Unfortunately, Rubin hasn’t exactly had a string of successful screenplays since his “Groundhog Day” script, which was actually extensively rewritten by Ramis (the two share the writing credit). If you loved the Stephen Dorff -starring “S.F.W.,” maybe you can get excited for Rubin’s musical adaptation.
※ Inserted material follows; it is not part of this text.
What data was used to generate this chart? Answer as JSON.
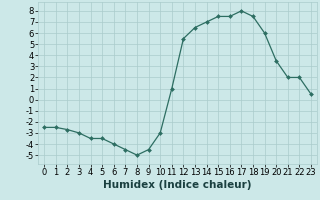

But am I the only who hopes Ramis -- who’s written some of the greatest comedies of the last 30 years in “Animal House,” “Caddyshack,” “Ghostbusters” and others -- takes an active role in the production?
And when it comes to the musical aspects, I’ll hold out hope that Sondheim joins in. “Stephen Sondheim was asked what film he would turn into a musical and he said ‘Groundhog Day,’” explained Ramis. “And I said, ‘Wow, that’s pretty cool.’ James Lapine, who directed a lot of Sondheim, actually contacted me and asked if I’d thought about a ‘Groundhog Day’ musical.”
So does that mean Sondheim might in fact be involved? “I don’t know,” Ramis said. “I like that he took it that seriously.”
If Sondheim doesn’t end up participating in the “Groundhog” musical, perhaps Ramis will decide to once again tinker with the material. During the MTV interview, he did have one piece of advice for a “Groundhog Day” showstopper on Broadway. “The same as the song that opened it probably,” he said with a laugh. “It’s just one song all the way through.”
“Groundhog Day” on Broadway—sacrilegious or fantastic? Who should play Murray’s Phil Connors?